I knew it wouldn’t be easy. Anyone who read the comment Ling left predicting my fast would last until all 3 kids came home can discern that no one in my family believes I can do it either.
Case in point: Yesterday afternoon I took my son to get his new cell phone. He begged me for a phone with a keyboard. I said we’d see what came free with the family plan. At the AT & T store, sure enough, a cell phone with a keyboard and large glass screen came “free,” so I got it for him.
“I love you Mom! I love you Mom!” he kept crying out as he jumped around the store in ecstatic fervor.
The whole ordeal took an hour. We celebrated his “special time” with an Oreo McFlurry and came home.
When he flaunted his new phone in front of an unnamed sister, she literally started screaming and bawling at me all at the same time. After all she’s done in school and home, I clearly only love my male progeny because she’s ALWAYS wanted that cell phone and I’ve refused to get it for her. All this a mere 2 weeks after finally granting her texting.
Rather than screaming back at her, or telling her what an ungrateful brat she is, I calmly said, “Please go to your room if you can’t control yourself.” About 3 times.
She went to her room, re-emerging every 30 minutes or so to scream at me again, where I once again said, “Please go back to your room.”
I’m so proud of myself!
Hmmm. . . I don’t think fasting’s supposed to lead to pride.
But that my decision to fast from criticism led to a once-in-a-lifetime calm reaction to a bawling child screaming about my injustices as a mother, I give God all thanks and praise.
Yet all this begs the question of what exactly is criticism, and what I’m abstaining from. My Mac’s dictionary defines criticism as:
the expression of disapproval of someone or something based on perceived faults or mistakes
Growing up with a typical Chinese “Tiger Mom,” I know criticism well. Criticism was ladled out lavishly each and every day of my childhood. I used to wonder if I could go a day without making Mama mad and telling me off, and I don’t think I ever achieved that feat.

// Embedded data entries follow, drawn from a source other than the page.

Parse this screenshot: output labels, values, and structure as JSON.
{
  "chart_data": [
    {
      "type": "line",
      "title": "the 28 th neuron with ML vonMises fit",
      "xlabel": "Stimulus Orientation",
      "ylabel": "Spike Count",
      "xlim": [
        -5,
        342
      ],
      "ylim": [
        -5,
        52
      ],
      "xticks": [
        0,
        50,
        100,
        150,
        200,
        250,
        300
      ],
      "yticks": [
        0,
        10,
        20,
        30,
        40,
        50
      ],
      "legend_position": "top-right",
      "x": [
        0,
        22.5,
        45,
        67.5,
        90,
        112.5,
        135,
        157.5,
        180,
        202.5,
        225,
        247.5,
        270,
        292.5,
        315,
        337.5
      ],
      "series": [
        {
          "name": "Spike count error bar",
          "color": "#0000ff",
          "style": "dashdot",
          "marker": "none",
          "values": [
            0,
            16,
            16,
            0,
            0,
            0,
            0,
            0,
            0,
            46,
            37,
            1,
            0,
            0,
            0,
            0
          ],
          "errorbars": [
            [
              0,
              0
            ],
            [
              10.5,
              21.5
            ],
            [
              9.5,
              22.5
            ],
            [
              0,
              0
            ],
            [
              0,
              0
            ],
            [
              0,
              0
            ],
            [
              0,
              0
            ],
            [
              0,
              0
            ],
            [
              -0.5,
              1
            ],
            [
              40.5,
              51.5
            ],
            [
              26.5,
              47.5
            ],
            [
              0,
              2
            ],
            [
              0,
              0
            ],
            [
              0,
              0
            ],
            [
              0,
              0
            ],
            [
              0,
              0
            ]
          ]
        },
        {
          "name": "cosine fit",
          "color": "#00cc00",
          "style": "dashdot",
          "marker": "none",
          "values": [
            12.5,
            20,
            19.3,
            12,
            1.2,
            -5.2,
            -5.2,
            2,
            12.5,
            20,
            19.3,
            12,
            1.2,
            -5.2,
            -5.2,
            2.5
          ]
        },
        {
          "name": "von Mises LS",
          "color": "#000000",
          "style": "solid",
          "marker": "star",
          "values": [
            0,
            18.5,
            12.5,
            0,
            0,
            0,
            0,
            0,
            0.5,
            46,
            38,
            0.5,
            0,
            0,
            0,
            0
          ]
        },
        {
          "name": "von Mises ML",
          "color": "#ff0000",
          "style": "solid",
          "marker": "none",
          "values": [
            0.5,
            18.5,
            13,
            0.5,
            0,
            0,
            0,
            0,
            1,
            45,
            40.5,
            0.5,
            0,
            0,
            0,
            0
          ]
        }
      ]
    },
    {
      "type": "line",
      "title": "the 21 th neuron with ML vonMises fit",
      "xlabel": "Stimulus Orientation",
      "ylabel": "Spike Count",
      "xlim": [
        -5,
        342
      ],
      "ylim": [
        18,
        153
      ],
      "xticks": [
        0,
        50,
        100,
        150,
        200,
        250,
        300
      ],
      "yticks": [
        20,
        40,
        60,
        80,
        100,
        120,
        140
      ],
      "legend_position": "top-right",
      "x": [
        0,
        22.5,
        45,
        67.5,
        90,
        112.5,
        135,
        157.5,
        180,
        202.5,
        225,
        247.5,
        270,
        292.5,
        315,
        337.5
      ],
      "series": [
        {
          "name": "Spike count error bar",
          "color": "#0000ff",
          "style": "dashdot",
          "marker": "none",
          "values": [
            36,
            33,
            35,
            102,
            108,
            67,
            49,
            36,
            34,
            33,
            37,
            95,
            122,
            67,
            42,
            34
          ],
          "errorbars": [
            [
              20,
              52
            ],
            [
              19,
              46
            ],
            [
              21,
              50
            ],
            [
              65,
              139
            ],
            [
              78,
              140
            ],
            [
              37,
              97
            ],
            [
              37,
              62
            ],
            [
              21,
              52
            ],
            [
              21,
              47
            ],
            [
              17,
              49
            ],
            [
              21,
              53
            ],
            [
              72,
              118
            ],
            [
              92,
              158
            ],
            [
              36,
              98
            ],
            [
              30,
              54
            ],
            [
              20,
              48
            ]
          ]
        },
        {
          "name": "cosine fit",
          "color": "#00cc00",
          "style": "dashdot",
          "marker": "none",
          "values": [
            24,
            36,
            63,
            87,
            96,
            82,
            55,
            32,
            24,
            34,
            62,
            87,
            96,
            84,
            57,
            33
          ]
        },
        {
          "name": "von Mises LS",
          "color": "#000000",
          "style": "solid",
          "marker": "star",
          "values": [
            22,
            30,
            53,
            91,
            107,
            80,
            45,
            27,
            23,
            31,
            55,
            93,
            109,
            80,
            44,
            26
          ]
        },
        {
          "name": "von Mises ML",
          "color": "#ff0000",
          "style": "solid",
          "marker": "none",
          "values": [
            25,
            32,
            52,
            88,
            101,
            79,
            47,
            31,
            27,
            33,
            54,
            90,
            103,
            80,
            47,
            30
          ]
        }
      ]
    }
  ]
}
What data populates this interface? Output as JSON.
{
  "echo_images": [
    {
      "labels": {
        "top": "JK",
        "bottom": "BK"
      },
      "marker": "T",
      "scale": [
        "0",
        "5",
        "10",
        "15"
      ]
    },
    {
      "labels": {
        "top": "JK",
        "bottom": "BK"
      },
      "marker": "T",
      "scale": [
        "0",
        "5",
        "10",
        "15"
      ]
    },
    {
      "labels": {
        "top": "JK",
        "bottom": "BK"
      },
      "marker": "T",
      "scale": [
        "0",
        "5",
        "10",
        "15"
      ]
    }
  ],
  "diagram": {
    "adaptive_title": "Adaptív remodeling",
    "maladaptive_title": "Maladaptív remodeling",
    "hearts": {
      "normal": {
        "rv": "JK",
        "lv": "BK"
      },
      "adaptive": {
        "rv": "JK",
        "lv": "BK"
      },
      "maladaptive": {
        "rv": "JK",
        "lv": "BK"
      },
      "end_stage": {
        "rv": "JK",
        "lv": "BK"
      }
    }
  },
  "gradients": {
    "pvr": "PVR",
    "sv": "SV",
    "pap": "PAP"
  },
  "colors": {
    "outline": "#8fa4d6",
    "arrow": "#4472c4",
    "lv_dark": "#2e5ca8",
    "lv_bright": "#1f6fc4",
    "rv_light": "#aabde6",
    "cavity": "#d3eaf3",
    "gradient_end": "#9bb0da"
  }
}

Yet at the same time, my mother loves me more than any other person in the world. (This conviction of mine makes my husband mad, and I have to say he comes very close, but my trust and belief in my mother’s love goes deeper than my bones.)
So I grew up feeling extremely loved, but not very much liked. I knew I was lovable, but also that I was rebellious, selfish, irresponsible, unloving to my siblings, and clearly not the filial perfect oldest child my parents expected.
Those feelings quickly translated to my relationship with God so that I perpetually assumed the critical voice that runs through my mind at all times (which sounds suspiciously like my mother’s), was also God’s.
It took really pressing into listening prayer to realize that God’s voice isn’t one primarily of criticism/disapproval, but one of love, encouragement, and yes, at times, conviction of sin. When I take the time to listen to God, His words surprise me that they're so much kinder, gentler and yet incisively truthful than anything I would come up with on my own.
So I want my voice to sound more like God's, than like the screaming shrew of a mother I so often turn out to be.
All this to say, I don’t think I can last the next 46 days (I don’t think I should wildly indulge in criticism on Sundays just because they’re a “mini-Easter”) without sharing my feelings, offering correction/advice/orders. Somehow doing that without the overarching sense of disapproval may be the key.
At dinner last night, this unnamed daughter read us the treatise she had written during her sojourns in her room. For her sake, I won’t include it here. But the chief complaint was that she has worked extremely hard on school, getting along with me, cleaning the kitchen, etc. and I’ve never even given her a runty goat, uh, “good” cell phone for her to enjoy with her friends, while here, her brother has been underachieving, annoying and undeserving and he got a fatted calf.
Despite all the ways I heard my character faults growing up, I’ve always related to the envious older brother in the prodigal son parable more than the wayward younger son. Apparently, so does this daughter.
Although I never yelled throughout our family drama, I can’t say I succeeded at my fast yesterday. My husband accused me of criticizing him for giving me the wrong information in a text exchange while he was in the middle of a meeting. I was trying to explain why I acted on his wrong information, but I guess I still sounded critical, and we ended up yelling a bit over the phone. So failure there and no reason for pride.
I’d love to hear any thoughts on criticism. . .
Meanwhile, 46 more days to go. . .
3 comments:
SO funny, Kathy. Now I want to buy my kids a runty goat - though they would probably think that was cool.
Ling, I'm touched by your concern for your mother should your father read the blog. And your humility regarding your faults. Maybe you really are perfect.